A: “In het begin worstelden ze in bed,” komt lachend het antwoord. “Maar ze merkten wel, dat het in een bed met gesprongen veren slecht slapen is. Toen vonden ze er wat anders op. Als ik even de deur uit ging, sleepten ze de matrassen naar zolder om daar te oefenen. Aan dat spektakel heb ik ook gauw een eind gemaakt. Ze braken me daar toch de boel af! Als het niet gauw afgelopen is, dreigde ik, gaan jullie op water en brood. Dat is een zware straf voor een worstelaar, die overdag nog moet werken.. Nu trainen ze alleen nog in het clublokaal, tweemaal in de week en zonder mankeren.”
V: “Zitten de jongens elkaar ook wel eens echt in de haren?”
A: “Gelukkig niet. Daar zijn ze te sportief voor. En ik houd ze ook wel onder de duim.”
V: "Was uw man ook worstelaar in zijn jonge jaren?”
A: "Nee, die heeft er nooit aan gedaan. Maar nu slaat hij geen wedstrijd over als een van de jongens uitkomt. En ik ga zelf ook altijd mee.”
V: “Begrijpt u er dan iets van?”
A: “Ik ken het hele wedstrijdreglement. Ze hebben me de armzwaai, de heupzwaai en de omgekeerde middelgreep zo vaak voorgedaan, dat ik me daar niet meer in kan vergissen. Een keer wrongen de jongens me met z'n allen in de Dubbele Nelson. Ik riep van angst om mijn man. Toen pakten de tweeling, Henk en Wim, hun vader beet en legden hem neer in een achter-ceintuurtje. Ja, ja, je bent je leven niet zeker met zo'n stel.”
Een stevige hand
Maar zo'n vaart loopt het niet. Dat zien we even later. Binnen de tien minuten heeft moeder Alflen vier dikke zoenen van haar jongens te pakken. Achtereenvolgens komen Arie van negen en Cobus van tien uit school thuis en Laurens (voor de insiders: Loek) van de ambachtsschool (vijftien jaar) en tenslotte Frans, de oudste, die 29 jaar is.

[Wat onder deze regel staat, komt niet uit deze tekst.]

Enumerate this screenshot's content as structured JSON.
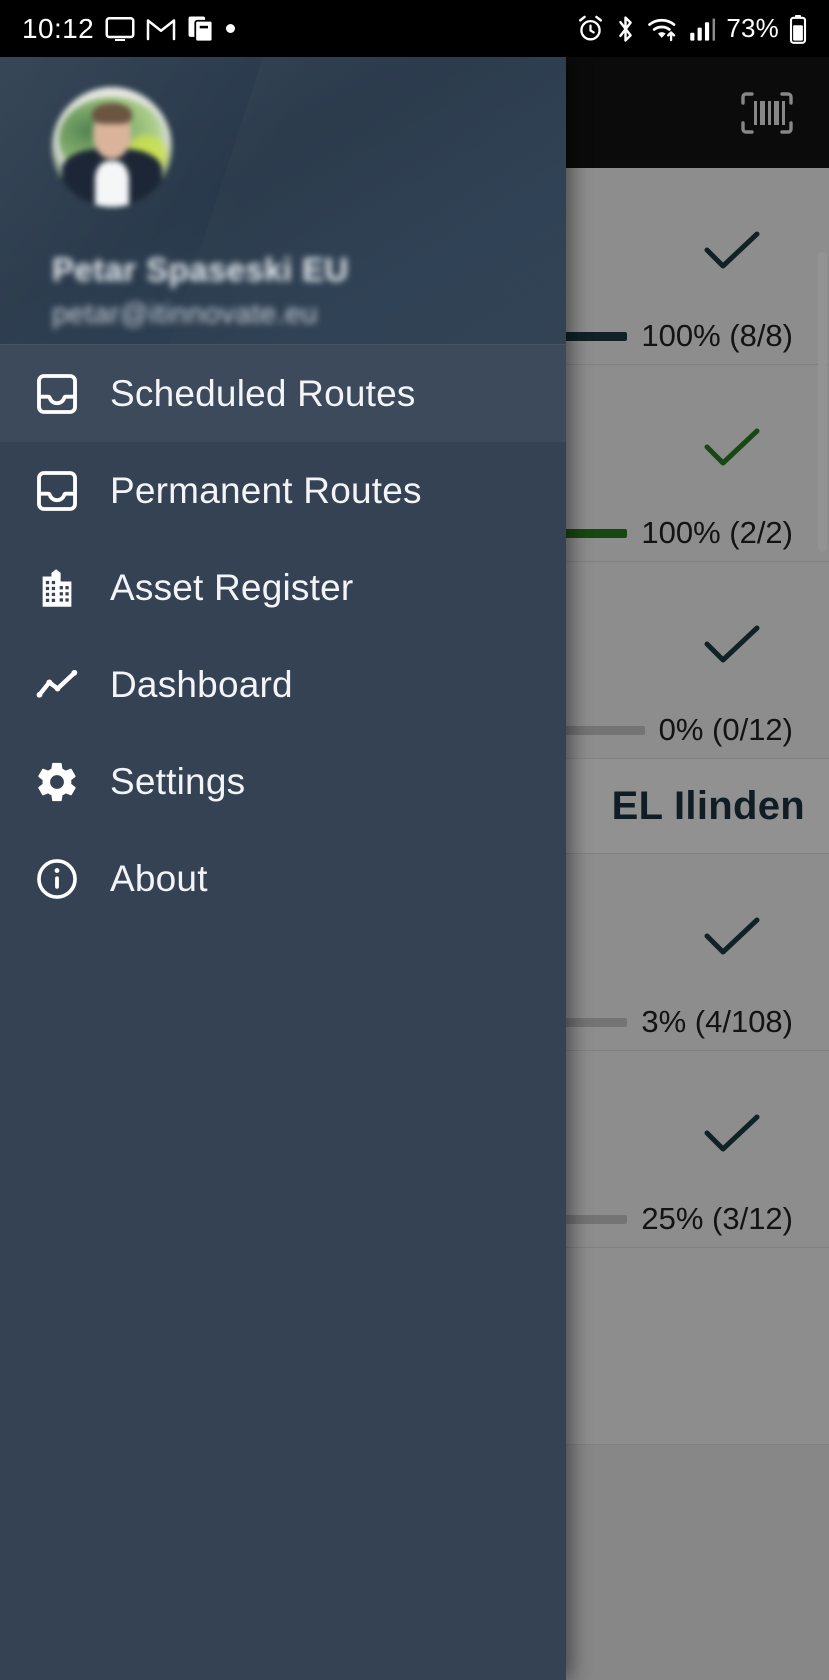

Als Frans zich voorstelt, voelen we de hand van de worstelaar en we voelen hem nu nog, een beetje… Frans is een waar propagandist en steekt meteen van wal. “Kom nu voor de aardigheid eens kijken,” zegt hij. “Dan zult u zien, dat worstelen helemaal niet zo gevaarlijk is als de mensen zeggen. En niemand hoeft bang te zijn, dat hij tegen een reus van tweehonderd pond op de mat zal komen, tenzij hijzelf zo'n reus is. Want in de worstelsport kent men een aantal gewichtsklassen en met het wegen van de deelnemers is de wedstrijdjury tot op de gram toe secuur. Lichamelijk letsel komt maar zelden voor, omdat bij het worstelen in Grieks-Romeinse stijl uitsluitend de voorgeschreven grepen zijn toegestaan.” Als we begrijpend knikken, voelt Frans dat hij terrein wint. “U komt toch eens op een wedstrijd?” nodigt hij uit. “Er zijn altijd deskundigen, die graag uitleg geven.” Wij beloven nog niets. Maar als we gaan, denken we, zoeken we een plaatsje naast moeder Alflen. Die weet er alles van, maar dan ook alles van ......!
Loek Alflen is maar een klein manneke: tweemaal afgekeurd voor Militaire Dienst, vanwege zijn geringe lengte, die precies 1 meter 57 bedraagt. Maar worstelen kan hij als de beste! Of liever... HIJ IS DE BESTE! In het extra-Vedergewicht (ook wel aangeduid als het Vlieggewicht), is hij Kampioen van Nederland 1e Klasse. Nee..., die afkeuring ligt echt niet aan zijn gezondheid!
De twintigjarige Loek is een gewaardeerd lid van de Utrechtse worstelclub De Halter. Als jochie van twaalf kwam hij zich al als lid aanmelden. Natuurlijk met het vooruitzicht, dat het nog een hele tijd zou duren, voor hij in 'grote' wedstrijden uit zou komen, maar vol onblusbare energie.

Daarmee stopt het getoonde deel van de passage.